Unnao HIV case: What are the health hazards associated with syringe sharing?
Sharing a needle or syringe to inject any type of substance - such as steroids, hormones or silicone - puts you at a higher risk of various health hazards, including human immunodeficiency virus (HIV). The recent Unnao HIV case clearly indicates that there is an alarming rise in the number of people involving in criminal behaviours, such as reusing disposable needles and syringes, in the country. It was found that more than 40 persons in Unnao district in Uttar Pradesh were infected with HIV due to repeated use of syringes by a quack, who was arrested on Wednesday.
According to a 2012 study done by the University of Nevada at Las Vegas, about 12% of HIV infections in India are associated with unsafe injection practices. The same study, which was published in the Indian Journal of Community Medicine, revealed that an estimated 46% of hepatitis B cases and 38% of hepatitis C cases in India spread through the reuse of needles and syringes.
What infections can used needles pass on?
Infections that used needles and sharps may include -
- Human immunodeficiency virus
- Hepatitis B
- Hepatitis C
Although rare, there is also a small risk of other infections being transmitted via contaminated blood, such as cytomegalovirus (CMV) and Epstein-Barr virus (EBV), says the NHS Choices. The fact that needle sharing greatly increases an individual's risk of infections is because used needles or syringes may contain blood with the viruses that may contaminate it.
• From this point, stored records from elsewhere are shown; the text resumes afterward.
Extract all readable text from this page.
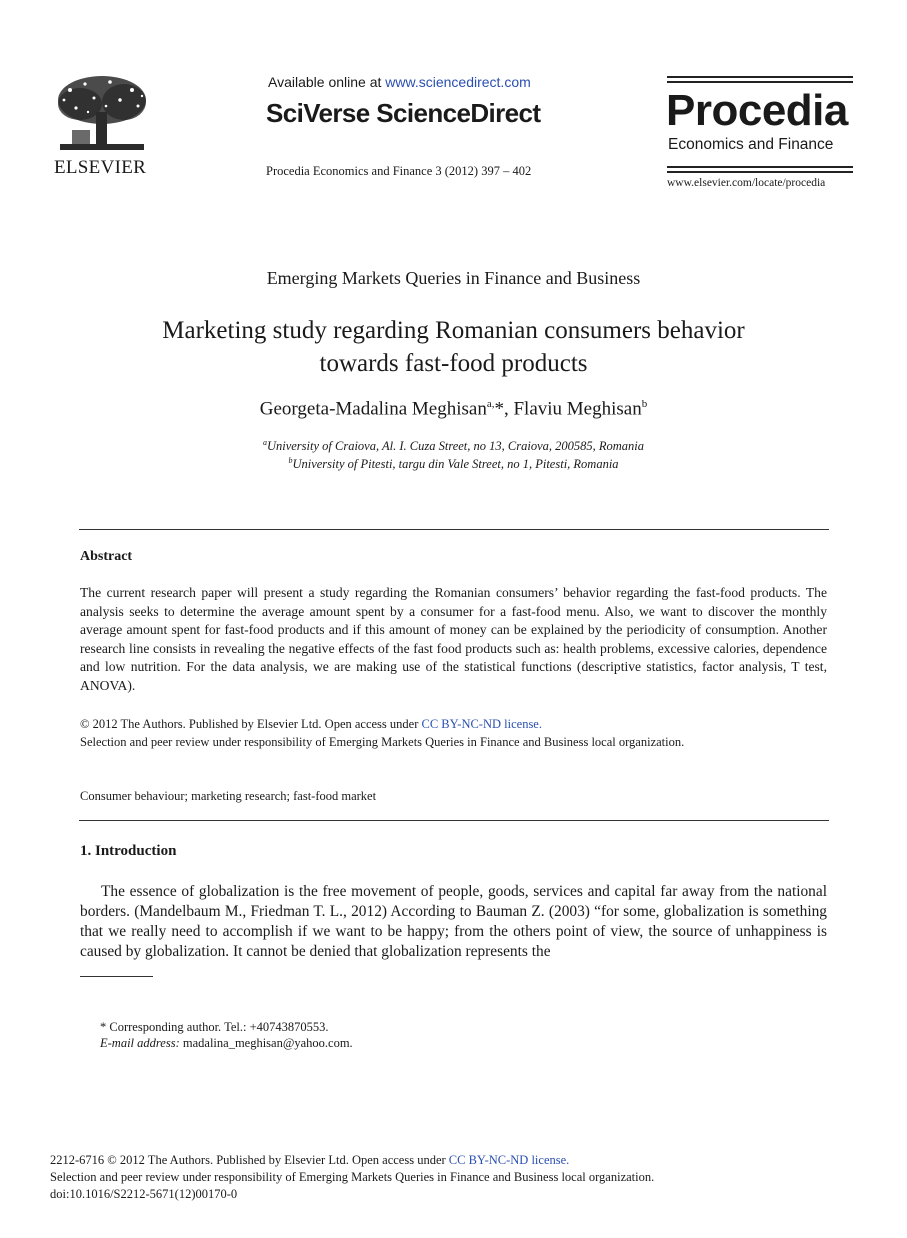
ELSEVIER
Available online at www.sciencedirect.com
SciVerse ScienceDirect
Procedia Economics and Finance 3 (2012) 397 – 402
Procedia
Economics and Finance
www.elsevier.com/locate/procedia
Emerging Markets Queries in Finance and Business
Marketing study regarding Romanian consumers behavior
towards fast-food products
Georgeta-Madalina Meghisan$^{a,}$*, Flaviu Meghisan$^b$
$^a$University of Craiova, Al. I. Cuza Street, no 13, Craiova, 200585, Romania
$^b$University of Pitesti, targu din Vale Street, no 1, Pitesti, Romania
Abstract
The current research paper will present a study regarding the Romanian consumers’ behavior regarding the fast-food products. The analysis seeks to determine the average amount spent by a consumer for a fast-food menu. Also, we want to discover the monthly average amount spent for fast-food products and if this amount of money can be explained by the periodicity of consumption. Another research line consists in revealing the negative effects of the fast food products such as: health problems, excessive calories, dependence and low nutrition. For the data analysis, we are making use of the statistical functions (descriptive statistics, factor analysis, T test, ANOVA).
© 2012 The Authors. Published by Elsevier Ltd. Open access under CC BY-NC-ND license.
Selection and peer review under responsibility of Emerging Markets Queries in Finance and Business local organization.
Consumer behaviour; marketing research; fast-food market
1. Introduction
The essence of globalization is the free movement of people, goods, services and capital far away from the national borders. (Mandelbaum M., Friedman T. L., 2012) According to Bauman Z. (2003) “for some, globalization is something that we really need to accomplish if we want to be happy; from the others point of view, the source of unhappiness is caused by globalization. It cannot be denied that globalization represents the
* Corresponding author. Tel.: +40743870553.
E-mail address: madalina_meghisan@yahoo.com.
2212-6716 © 2012 The Authors. Published by Elsevier Ltd. Open access under CC BY-NC-ND license.
Selection and peer review under responsibility of Emerging Markets Queries in Finance and Business local organization.
doi:10.1016/S2212-5671(12)00170-0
For instance, a needle that has been used by someone living with HIV can still contain blood with the virus in it after the injection. And if you use the same needle, there's a high chance of injecting the infected blood directly into your bloodstream, thereby increasing your risk of getting or transmitting bloodborne infections, such as HIV, hepatitis B and C.
But, sharing needles and syringes is not the only risk. One should also avoid sharing other injecting equipment. Also, use a new or disinfected container and a new filter each time you prepare drugs.
However, if a person injures himself/herself with a used needle at work, they must report the incident to their supervisor immediately. There may be procedures in place they need to follow.
The NHS Choices advises that in case you injure yourself with a used needle at work, you must report the incident to your supervisor immediately as there may be procedures in place you need to follow. People at increased risk of needle-stick injuries because of their job may also need to take other preventative measures.